Bloomberg Technoz, Jakarta - Rupiah di pasar spot diperkirakan masih melanjutkan konsolidasinya hari ini, Jumat (14/8/2026), setelah kemarin menguat terbatas 0,03% ke Rp17.870/US$.
Di pasar Non-Deliverable Forwards (NDF), rupiah hari ini tak berubah banyak dan masih bertahan di Rp17.917/US$. Pergerakan rupiah masih defensif di luar negeri lantaran pelaku pasar masih akan mencermati peta kebijakan ekonomi nasional untuk beberapa tahun ke depan.
Dari domestik, perhatian pelaku pasar hari ini akan tertuju pada penyampaian Nota Keuangan dan Rancangan Anggaran Pendapatan dan Belanja Negara (RAPBN) 2027 oleh Presiden Prabowo Subianto, di Gedung DPR/MPR RI.

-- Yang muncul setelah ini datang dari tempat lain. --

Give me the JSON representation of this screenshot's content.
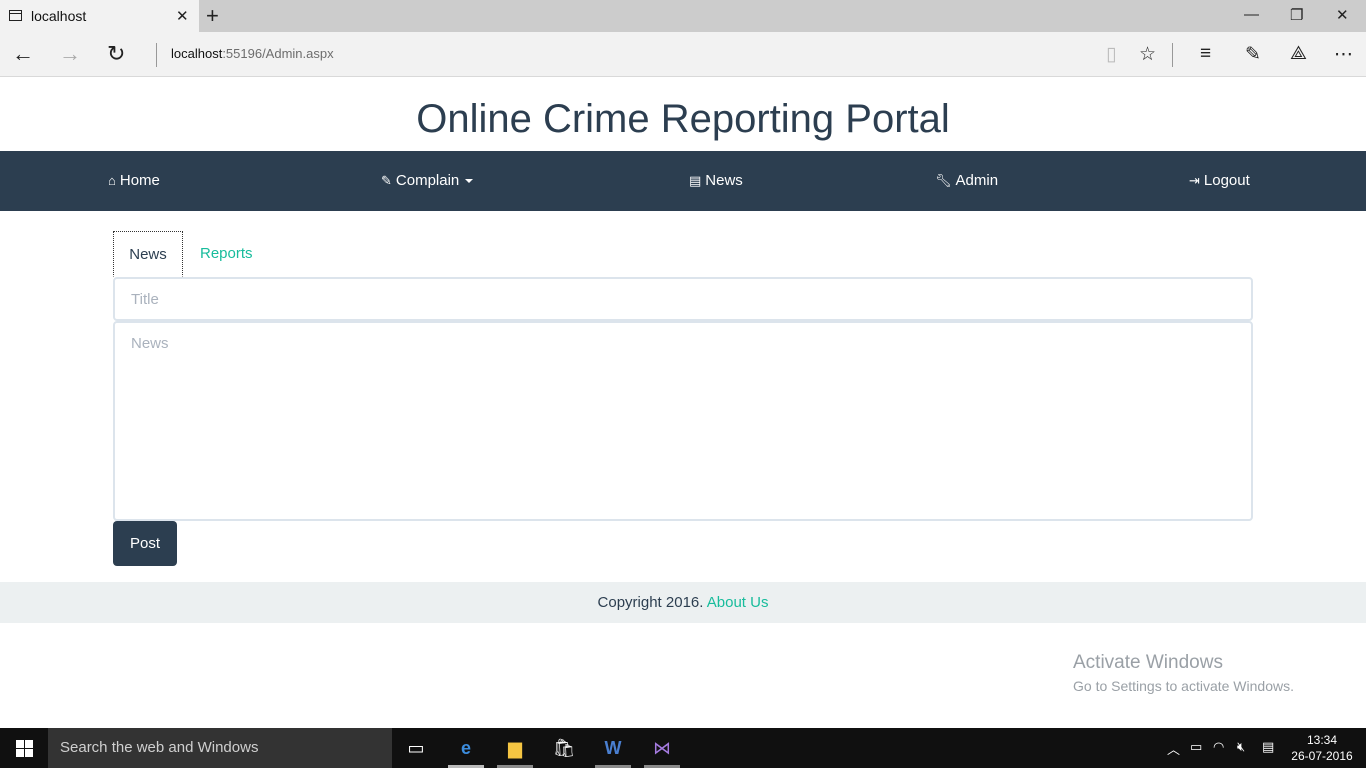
{
  "browser": {
    "tab_title": "localhost",
    "url_host": "localhost",
    "url_rest": ":55196/Admin.aspx"
  },
  "site": {
    "title": "Online Crime Reporting Portal"
  },
  "navbar": {
    "items": [
      {
        "label": "Home",
        "icon": "home-icon"
      },
      {
        "label": "Complain",
        "icon": "edit-icon"
      },
      {
        "label": "News",
        "icon": "newspaper-icon"
      },
      {
        "label": "Admin",
        "icon": "wrench-icon"
      },
      {
        "label": "Logout",
        "icon": "sign-out-icon"
      }
    ]
  },
  "tabs": [
    {
      "label": "News",
      "active": true
    },
    {
      "label": "Reports",
      "active": false
    }
  ],
  "form": {
    "title_placeholder": "Title",
    "news_placeholder": "News",
    "post_label": "Post"
  },
  "footer": {
    "text": "Copyright 2016.",
    "link": "About Us"
  },
  "watermark": {
    "title": "Activate Windows",
    "subtitle": "Go to Settings to activate Windows."
  },
  "taskbar": {
    "search_placeholder": "Search the web and Windows",
    "time": "13:34",
    "date": "26-07-2016"
  },
  "colors": {
    "primary": "#2c3e50",
    "accent": "#18bc9c",
    "footer_bg": "#ecf0f1"
  }
}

Setelah volatilitas rupiah yang terjadi sepanjang tahun ini akibat tekanan eksternal dan kenaikan harga minyak yang di atas asumsi dasar makro 2026, pelaku pasar akan mencermati bagaimana rencana besar pemerintah dalam mengorkestrasi kebijakan fiskal, moneter, dan strategi dalam menghadapi tekanan eksternal yang seringkali tak terprediksi.
Dari sisi eksternal, katalis bagi rupiah cukup membaik hari ini. Indeks Harga Produsen (PPI) AS yang melambat menjadi 4,7% dari 5,5%, inflasi AS juga melandai 3,4% turun dari 3,5%, ditambah harga minyak yang mulai terkoreksi ke US$87/barel, membuat ekspektasi kenaikan suku bunga The Fed pada September kembali mereda.